At birth, Barack Obama was also a Kenyan citizen and a subject of Great Britain:

        "When Barack Obama Jr. was born on Aug. 4,1961, in Honolulu, Kenya was a British colony, still part of the United Kingdom’s dwindling empire. As a Kenyan native, Barack Obama Sr. was a British subject whose citizenship status was governed by The British Nationality Act of 1948. That same act governed the status of Obama Sr.‘s children.

The implications of a Soetoro adoption:

        Under Indonesian law, when a male acknowledges a child as his son, it deems the son, in this case Soetoro/Obama, an Indonesian State citizen. See Constitution of Republic of Indonesia, Law No. 62 of 1958 concerning Immigration Affairs and Indonesian Civil Code (Kitab Undang-undang Hukum Perdata) (KUHPer) (Burgerlijk Wetboek voor Indonesie).
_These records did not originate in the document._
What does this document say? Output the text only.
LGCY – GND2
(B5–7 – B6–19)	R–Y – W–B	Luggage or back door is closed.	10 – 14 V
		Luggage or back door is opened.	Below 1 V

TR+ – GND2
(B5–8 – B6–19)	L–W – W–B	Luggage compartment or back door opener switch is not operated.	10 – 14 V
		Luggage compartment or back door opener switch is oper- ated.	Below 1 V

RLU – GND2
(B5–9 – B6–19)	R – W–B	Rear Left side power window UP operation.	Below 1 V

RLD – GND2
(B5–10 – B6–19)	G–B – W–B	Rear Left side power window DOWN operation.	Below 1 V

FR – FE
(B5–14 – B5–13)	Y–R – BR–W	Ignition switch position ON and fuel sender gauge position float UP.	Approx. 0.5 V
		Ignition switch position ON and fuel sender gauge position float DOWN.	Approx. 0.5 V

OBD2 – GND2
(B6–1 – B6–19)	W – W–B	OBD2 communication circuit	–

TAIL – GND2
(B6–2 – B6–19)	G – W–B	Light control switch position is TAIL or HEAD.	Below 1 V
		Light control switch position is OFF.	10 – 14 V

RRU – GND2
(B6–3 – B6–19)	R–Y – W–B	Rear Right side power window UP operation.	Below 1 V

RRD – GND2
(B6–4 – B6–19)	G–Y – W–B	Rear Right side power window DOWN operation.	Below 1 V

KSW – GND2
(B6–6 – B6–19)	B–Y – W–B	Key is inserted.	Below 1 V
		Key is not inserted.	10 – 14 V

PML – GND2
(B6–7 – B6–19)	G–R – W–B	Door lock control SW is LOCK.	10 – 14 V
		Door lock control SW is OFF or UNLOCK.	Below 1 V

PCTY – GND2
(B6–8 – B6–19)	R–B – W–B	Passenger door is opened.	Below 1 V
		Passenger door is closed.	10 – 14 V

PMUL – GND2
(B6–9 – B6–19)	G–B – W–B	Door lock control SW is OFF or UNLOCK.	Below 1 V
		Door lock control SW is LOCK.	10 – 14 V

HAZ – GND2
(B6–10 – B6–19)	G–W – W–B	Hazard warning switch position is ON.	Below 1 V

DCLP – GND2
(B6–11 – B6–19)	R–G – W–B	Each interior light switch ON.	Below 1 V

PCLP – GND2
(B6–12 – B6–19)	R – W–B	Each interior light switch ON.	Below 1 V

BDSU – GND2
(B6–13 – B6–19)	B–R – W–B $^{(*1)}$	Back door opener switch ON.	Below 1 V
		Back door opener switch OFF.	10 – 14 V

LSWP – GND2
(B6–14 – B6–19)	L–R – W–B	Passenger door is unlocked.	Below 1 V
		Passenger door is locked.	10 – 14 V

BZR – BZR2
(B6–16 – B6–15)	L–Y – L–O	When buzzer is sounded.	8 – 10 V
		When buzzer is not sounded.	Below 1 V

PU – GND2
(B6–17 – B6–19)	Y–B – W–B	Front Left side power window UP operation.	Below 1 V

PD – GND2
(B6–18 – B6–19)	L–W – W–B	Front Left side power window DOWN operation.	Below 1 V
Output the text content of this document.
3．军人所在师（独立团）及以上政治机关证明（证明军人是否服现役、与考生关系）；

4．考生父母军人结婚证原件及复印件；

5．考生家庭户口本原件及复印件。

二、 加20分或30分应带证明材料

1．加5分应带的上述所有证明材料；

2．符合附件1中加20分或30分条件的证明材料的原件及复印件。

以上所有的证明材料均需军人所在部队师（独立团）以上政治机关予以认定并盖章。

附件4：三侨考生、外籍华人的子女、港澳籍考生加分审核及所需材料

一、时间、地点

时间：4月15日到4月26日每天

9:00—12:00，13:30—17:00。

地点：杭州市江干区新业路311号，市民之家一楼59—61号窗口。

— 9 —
The implications of Kenyan or British Columbian birth:

        Sec. 301. [8 U.S.C. 1405] Nationals and Citizens of the United States at Birth:

        (d) a person born outside of the United States and its outlying possessions of parents one of whom is a citizen of the United States who has been physically present in the United States or one of its outlying possessions for a continuous period of one year prior to the birth of such person, and the other of whom is a national, but not a citizen of the United States;

        (e) a person born in an outlying possession of the United States of parents one of whom is a citizen of the United States who has been physically present in the United States or one of its outlying possessions for a continuous period of one year at any time prior to the birth of such person;

This case meets the test of jus soli -- born in the USA (97%)

This case fails the test of jus sanguinis -- one or both parents are NOT US citizens

"At birth," this person was subject to the laws and jurisdiction of the United States, Great Britain and Kenya. This person has "dual citizenship" via his father. He is NOT a "natural born" citizen, and is NOT eligible to serve as Commander-in-Chief.